Fora o comunicado oficial, há outros motivos e detalhes relevantes em torno da decisão. Em fevereiro deste ano, o Facebook concordou em pagar US$ 650 milhões para encerrar uma ação civil pública nos Estados Unidos que acusava a empresa de usar a tecnologia de reconhecimento facial sem o consentimento dos usuários. Ao Gizmodo, a Meta confirmou que a decisão só afeta, a princípio, o Facebook, ou seja, o reconhecimeno facial no Instagram e Spark AR, sem falar na inteligência artificial DeepFace, criada especificamente para esse fim, continuam existindo. Não deixa de ser uma boa notícia, ainda que tardia e parcial. Típico do Facebook. Via Meta (em inglês), Associated Press (em inglês), Gizmodo (em inglês).

Recurso do iOS prova que as pessoas se importam com privacidade

Os impactos da Transparência no Rastreamento em Apps (ATT, na sigla em inglês), recurso do iOS 14.5 que obriga aplicativos a obterem o consentimento expresso do usuário para rastrear suas atividades no celular, têm sido grande. Segundo a empresa de publicidade digital Lotame, o ATT custou US$ 9,85 bilhões a Facebook, Snap, Twitter e YouTube no terceiro e quarto trimestres, uma baixa de 12% no faturamento esperado.

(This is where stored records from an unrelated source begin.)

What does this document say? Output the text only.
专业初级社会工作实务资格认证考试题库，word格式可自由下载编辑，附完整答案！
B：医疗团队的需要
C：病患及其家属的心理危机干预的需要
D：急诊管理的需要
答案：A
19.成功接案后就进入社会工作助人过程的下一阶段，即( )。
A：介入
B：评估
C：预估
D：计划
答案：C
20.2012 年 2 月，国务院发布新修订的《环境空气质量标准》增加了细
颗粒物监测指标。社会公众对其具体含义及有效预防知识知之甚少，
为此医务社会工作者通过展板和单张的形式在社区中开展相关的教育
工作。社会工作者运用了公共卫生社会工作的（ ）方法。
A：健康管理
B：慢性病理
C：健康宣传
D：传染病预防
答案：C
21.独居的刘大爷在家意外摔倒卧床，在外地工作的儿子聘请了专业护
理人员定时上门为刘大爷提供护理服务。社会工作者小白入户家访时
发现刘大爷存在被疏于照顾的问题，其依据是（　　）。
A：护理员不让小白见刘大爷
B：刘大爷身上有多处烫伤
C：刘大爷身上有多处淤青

Via Financial Times (em inglês, com paywall).

Esse episódio joga duas verdades nas nossas caras:

  1. As pessoas se importam com privacidade. Diversas análises apontam que uma ampla maioria, ao ser apresentada ao pedido do ATT, nega que aplicativos rastreiem suas atividades. Pode não ser a maior preocupação de muitos, mas quando a opção é dada às claras, sem pegadinhas, a preferência quase unânime é por privacidade.
  2. Os “esforços” em privacidade que Google, Facebook e outras empresas de publicidade segmentada fazem são, se muito, maquiagens — ou, como argumentei nesta coluna, uma espécie de “greenwashing” da privacidade. Se fizessem diferença significativa, esta seria refletida nos relatórios financeiros trimestrais, coisa que jamais ocorreu.

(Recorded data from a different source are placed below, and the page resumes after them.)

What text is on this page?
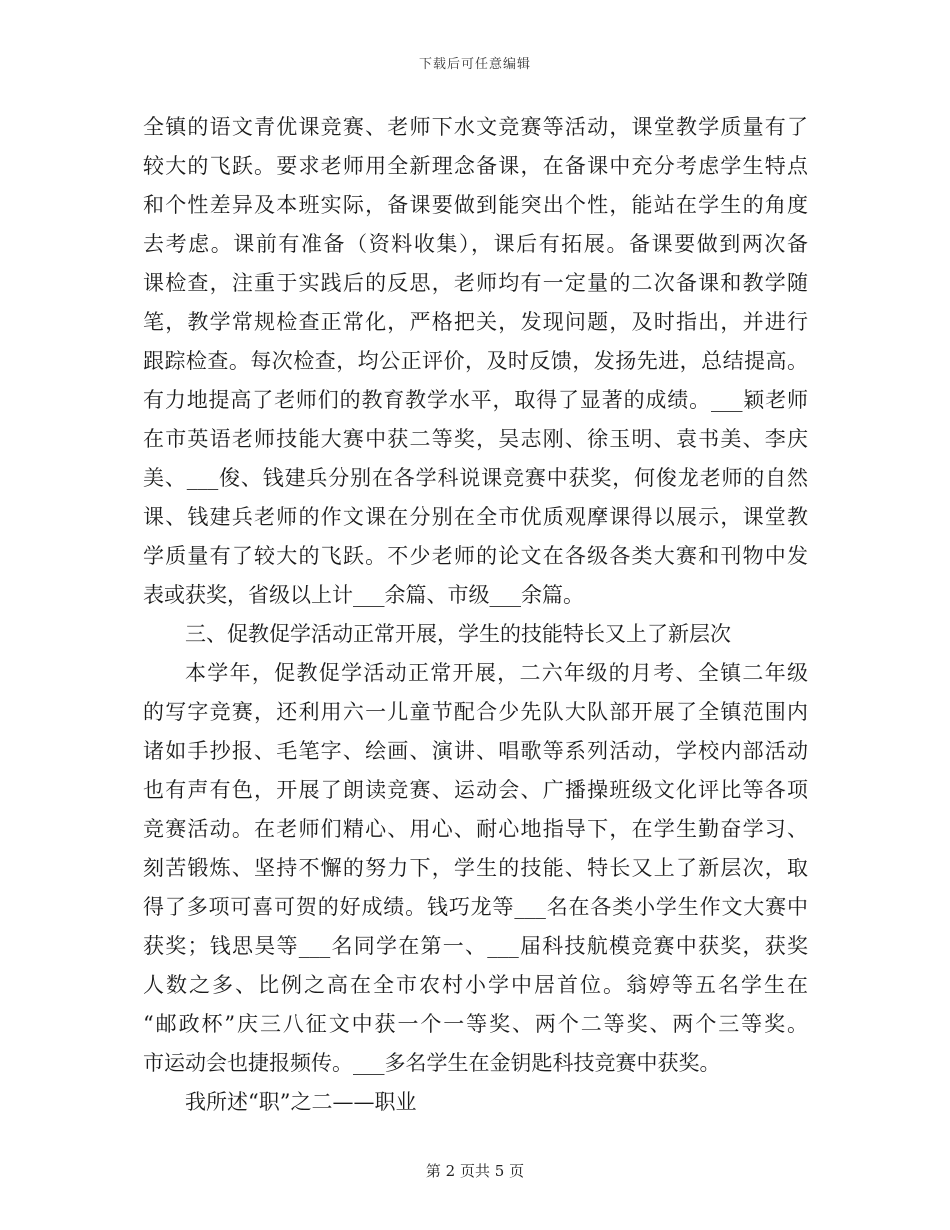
下载后可任意编辑
全镇的语文青优课竞赛、老师下水文竞赛等活动，课堂教学质量有了
较大的飞跃。要求老师用全新理念备课，在备课中充分考虑学生特点
和个性差异及本班实际，备课要做到能突出个性，能站在学生的角度
去考虑。课前有准备（资料收集），课后有拓展。备课要做到两次备
课检查，注重于实践后的反思，老师均有一定量的二次备课和教学随
笔，教学常规检查正常化，严格把关，发现问题，及时指出，并进行
跟踪检查。每次检查，均公正评价，及时反馈，发扬先进，总结提高。
有力地提高了老师们的教育教学水平，取得了显著的成绩。___颖老师
在市英语老师技能大赛中获二等奖，吴志刚、徐玉明、袁书美、李庆
美、___俊、钱建兵分别在各学科说课竞赛中获奖，何俊龙老师的自然
课、钱建兵老师的作文课在分别在全市优质观摩课得以展示，课堂教
学质量有了较大的飞跃。不少老师的论文在各级各类大赛和刊物中发
表或获奖，省级以上计___余篇、市级___余篇。
三、促教促学活动正常开展，学生的技能特长又上了新层次
本学年，促教促学活动正常开展，二六年级的月考、全镇二年级
的写字竞赛，还利用六一儿童节配合少先队大队部开展了全镇范围内
诸如手抄报、毛笔字、绘画、演讲、唱歌等系列活动，学校内部活动
也有声有色，开展了朗读竞赛、运动会、广播操班级文化评比等各项
竞赛活动。在老师们精心、用心、耐心地指导下，在学生勤奋学习、
刻苦锻炼、坚持不懈的努力下，学生的技能、特长又上了新层次，取
得了多项可喜可贺的好成绩。钱巧龙等___名在各类小学生作文大赛中
获奖；钱思昊等___名同学在第一、___届科技航模竞赛中获奖，获奖
人数之多、比例之高在全市农村小学中居首位。翁婷等五名学生在
“邮政杯”庆三八征文中获一个一等奖、两个二等奖、两个三等奖。
市运动会也捷报频传。___多名学生在金钥匙科技竞赛中获奖。
我所述“职”之二——职业
第 2 页共 5 页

Bradesco força a barra em app de cartões no iOS para monitorar clientes

Print recortado do Bradesco Cartões, em que se lê: “Para receber mensagens de notificação, é necessário que você habilite o rastreamento nos ajustes do seu celular. Ajustes > Bradesco Cartões > Permitir rastreamento.”
Imagem: Bradesco Cartões/Reprodução.

O aplicativo Bradesco Cartões para iOS, do Bradesco, inaugurou uma nova estratégia, uma espécie de chantagem, para obter a permissão dos clientes para que sejam rastreados.

Ao negar ao app o direito de rastrear seus passos em outros apps e na web com aquele recurso de Transparência no Rastreamento em Apps (ATT, na sigla em inglês), obrigatório desde o iOS 14.5, o Bradesco Cartões impõe uma série de restrições, como “ver só um extrato por mês e não ver as transações recentes”, segundo o leitor do Manual do Usuário, dono de um cartão Bradesco, que fez a denúncia.

Ao ser aberto, o app Bradesco Cartões exibe um popup com o seguinte pedido:

Para receber mensagens de notificação, é necessário que você habilite o rastreamento nos ajustes do seu celular. Ajustes > Bradesco Cartões > Permitir rastreamento.

Não há qualquer tipo de vinculação ou justificativa técnica para tal “necessidade”. A Apple, aliás, proíbe esse tipo de condicionamento na cláusula 3.2.2, alínea VI das diretrizes da App Store. Tradução livre e grifo meu:

[…] Aplicativos não devem exigir que os usuários avaliem o aplicativo, escrevam reviews do aplicativo, assistam a vídeos, façam o download de outros aplicativos, toquem em anúncios, permitam rastreamento ou tomem outras ações similares para acessar funcionalidades, conteúdo, usem o aplicativo ou recebam compensação financeira ou outra, incluindo, mas não se limitando a, cartões-presente e códigos.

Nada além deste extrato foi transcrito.